I just got back from English class (the college-aged group), where I made the students sing “Take Me Out to the Ballgame,” we discussed the extended meanings of baseball phrases such as “bush league,” “pinch hit,” “cover your bases,” “screwball,” etc., and I showed part of a Simpsons episode that takes place at a ballpark. Most of the class was taken up by discussion of the rules of baseball, though.

In my recent drive to see all possible theatrical productions in the city, I saw a French play on Friday, a Turgenev play on Sunday (both in the big, handsome Dram-teatr), and Oliver (along with millions of kids on fieldtrips) on Sunday. Tomorrow I’m going to see The Cherry Orchard, also in the Dram Teatr.

I haven’t fallen in my high heels yet.

I forgot to mention a few weeks ago that the high point of the movie Donkey Xote was that the hero’s name, in Russian, was ‘Don Kihot Lamanchaskii.’

Warning: this part is sort of cheesy and belongs on a brochure for the benefits of making spoiled middle-class students study abroad or something.
I’ve recently been feeling a deep sympathy for all who are displaced. I think I have a hard time living in a state of constant incompetence and cultural irrelevance, but really I carry at least some aura of exotic interest, and then people congratulate me at every turn for how great it is that I came here, for how impressive it is that I traveled so far, for how well I am dealing with a foreign culture; no one congratulates the central Asian marshrutka drivers, shouting through static on their cell phones in harsh-sounding languages as passengers snap at them for not hearing their requests to stop the van; no one praises the Mongolian women selling leather gloves near the central market for their resourcefulness; the Chinese venders in Shanghai market get only distrustful glances and unceremonious demands. As an American I will always be part of a privileged class, everywhere; even where I am hated there will be an especial status to the hate. And aside from that I’m not a seller of leather gloves but a college student, middle-class and educated and economically non-threatening. And I know when I’m going home: as alien as I ever feel, I am always aware that it is temporary. I can only catch at the edges of the terror of losing one’s country, of the dehumanization of living permanently outside of one’s context.
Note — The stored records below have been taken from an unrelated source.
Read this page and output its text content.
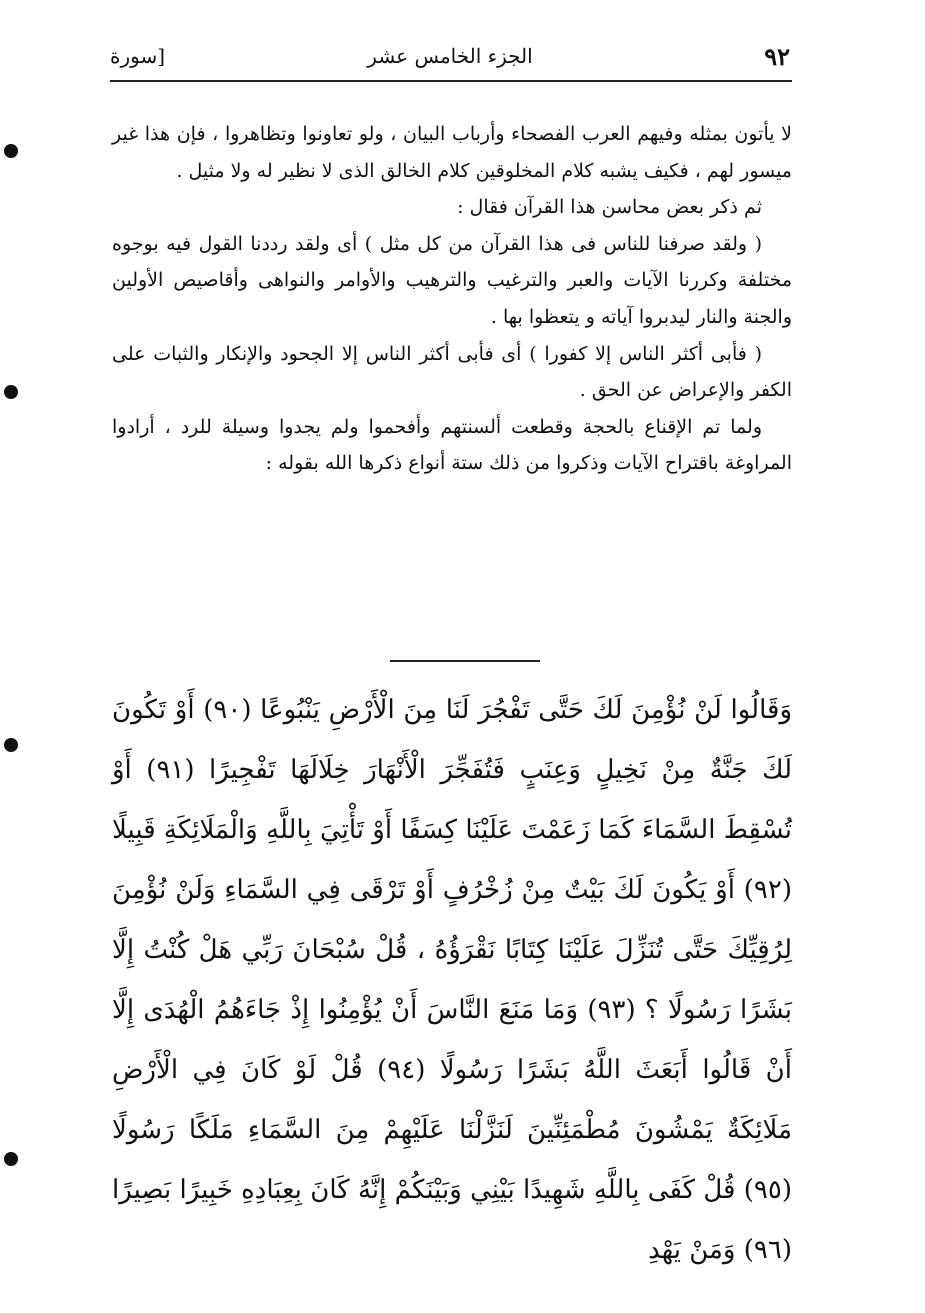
٩٢
الجزء الخامس عشر
[سورة

لا يأتون بمثله وفيهم العرب الفصحاء وأرباب البيان ، ولو تعاونوا وتظاهروا ، فإن هذا غير ميسور لهم ، فكيف يشبه كلام المخلوقين كلام الخالق الذى لا نظير له ولا مثيل .

ثم ذكر بعض محاسن هذا القرآن فقال :

( ولقد صرفنا للناس فى هذا القرآن من كل مثل ) أى ولقد رددنا القول فيه بوجوه مختلفة وكررنا الآيات والعبر والترغيب والترهيب والأوامر والنواهى وأقاصيص الأولين والجنة والنار ليدبروا آياته و يتعظوا بها .

( فأبى أكثر الناس إلا كفورا ) أى فأبى أكثر الناس إلا الجحود والإنكار والثبات على الكفر والإعراض عن الحق .

ولما تم الإقناع بالحجة وقطعت ألسنتهم وأفحموا ولم يجدوا وسيلة للرد ، أرادوا المراوغة باقتراح الآيات وذكروا من ذلك ستة أنواع ذكرها الله بقوله :

وَقَالُوا لَنْ نُؤْمِنَ لَكَ حَتَّى تَفْجُرَ لَنَا مِنَ الْأَرْضِ يَنْبُوعًا (٩٠) أَوْ تَكُونَ لَكَ جَنَّةٌ مِنْ نَخِيلٍ وَعِنَبٍ فَتُفَجِّرَ الْأَنْهَارَ خِلَالَهَا تَفْجِيرًا (٩١) أَوْ تُسْقِطَ السَّمَاءَ كَمَا زَعَمْتَ عَلَيْنَا كِسَفًا أَوْ تَأْتِيَ بِاللَّهِ وَالْمَلَائِكَةِ قَبِيلًا (٩٢) أَوْ يَكُونَ لَكَ بَيْتٌ مِنْ زُخْرُفٍ أَوْ تَرْقَى فِي السَّمَاءِ وَلَنْ نُؤْمِنَ لِرُقِيِّكَ حَتَّى تُنَزِّلَ عَلَيْنَا كِتَابًا نَقْرَؤُهُ ، قُلْ سُبْحَانَ رَبِّي هَلْ كُنْتُ إِلَّا بَشَرًا رَسُولًا ؟ (٩٣) وَمَا مَنَعَ النَّاسَ أَنْ يُؤْمِنُوا إِذْ جَاءَهُمُ الْهُدَى إِلَّا أَنْ قَالُوا أَبَعَثَ اللَّهُ بَشَرًا رَسُولًا (٩٤) قُلْ لَوْ كَانَ فِي الْأَرْضِ مَلَائِكَةٌ يَمْشُونَ مُطْمَئِنِّينَ لَنَزَّلْنَا عَلَيْهِمْ مِنَ السَّمَاءِ مَلَكًا رَسُولًا (٩٥) قُلْ كَفَى بِاللَّهِ شَهِيدًا بَيْنِي وَبَيْنَكُمْ إِنَّهُ كَانَ بِعِبَادِهِ خَبِيرًا بَصِيرًا (٩٦) وَمَنْ يَهْدِ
This weekend I sat in a marshrutka across from a smallish but solid-looking man in jeans and denim jacket, middle-aged, working-class, with sandy hair low on his forehead. He seemed so pleased with his world, to fit so well into it; everything about him, the way he moved, his voice when he called his son on his cellphone about what stop to meet at, the expectation with which he watched out the window, but mainly the way he wore his jacket, was just right for him, fit him. I was unreasonably concerned that he would leave Russia, and that his ease, so utterly un-cosmopolitan, would break against an incomprehensible world. And nothing about the incomprehensibility would be a cultural experience to reflect upon later in a study-abroad forum, or an adventure of youth to store up to remember in later years in a boring, well-paying job, it would just be lonely and humiliating.

It’s supposed to be cold and snowy here for the rest of the week.